Search code examples
postgresqlregexp-replace

Using regexp_replace how do t replace a string with an exception


How do I replace all occurrences of ' sub.*' with the exception of ' substation.*'?

regexp_replace("CleanString",' sub.*',' ', 'ig')

I have tried using various combinations of groupings () but still not getting it.

Using postgres regexp_replace()


Solution

  • A regular expression normally matches only things that are there, not things that are not there - you cannot simply put an "if-then-else" in there.

    However, Postgres's regex support, the manual page for which is here includes "lookahead" and "lookbehind" expressions.

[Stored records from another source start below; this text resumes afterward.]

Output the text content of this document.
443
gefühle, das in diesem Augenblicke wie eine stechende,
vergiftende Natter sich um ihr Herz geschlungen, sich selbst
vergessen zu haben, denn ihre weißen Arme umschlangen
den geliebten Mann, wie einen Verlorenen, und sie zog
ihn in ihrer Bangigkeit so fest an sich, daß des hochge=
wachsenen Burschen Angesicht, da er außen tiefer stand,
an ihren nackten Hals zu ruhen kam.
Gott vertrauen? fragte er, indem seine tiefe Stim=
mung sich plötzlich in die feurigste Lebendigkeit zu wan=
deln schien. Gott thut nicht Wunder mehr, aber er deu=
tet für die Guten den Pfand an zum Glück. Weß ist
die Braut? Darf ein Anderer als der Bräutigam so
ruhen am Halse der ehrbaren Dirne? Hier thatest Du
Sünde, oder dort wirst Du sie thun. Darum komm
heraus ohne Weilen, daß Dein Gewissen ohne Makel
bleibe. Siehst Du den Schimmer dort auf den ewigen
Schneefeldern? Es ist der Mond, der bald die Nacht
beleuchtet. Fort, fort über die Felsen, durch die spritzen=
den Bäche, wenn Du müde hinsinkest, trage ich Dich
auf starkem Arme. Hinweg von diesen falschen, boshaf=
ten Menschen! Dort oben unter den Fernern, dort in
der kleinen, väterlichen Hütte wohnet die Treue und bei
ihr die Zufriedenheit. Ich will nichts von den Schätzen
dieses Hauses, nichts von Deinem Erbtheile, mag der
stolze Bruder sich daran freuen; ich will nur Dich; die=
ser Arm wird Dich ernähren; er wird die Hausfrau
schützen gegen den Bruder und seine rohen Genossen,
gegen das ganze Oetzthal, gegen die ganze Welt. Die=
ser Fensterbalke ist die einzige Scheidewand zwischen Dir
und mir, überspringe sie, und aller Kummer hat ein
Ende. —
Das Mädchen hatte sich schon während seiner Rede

    In your case, you want a *negative lookahead":

    (?!re) negative lookahead matches at any point where no substring matching re begins (AREs only)

    It's important to note the phrase "at any point" - lookarounds are "zero width", so (?!station) doesn't mean "something other than station", it means "a position in the string where station isn't coming next".

    You can therefore construct your query like this:

    ' sub(?!station).*'
    

    That will match any of "sub", "foo sub", " subbar", or "foo subbar", but not any of "substation", "foo substation", " substationbar", or "foo substationbar". Since the (?!station) is zero-width, and the next token is .*, it's fine for nothing to come after " sub".

    If you want there to be something after the "sub", you could instead write:

    ' sub(?!station).+'
    

    The .+ means "at least one of something", so it will still match " subbar" and "foo subbar", but will no longer match " sub" or "foo sub".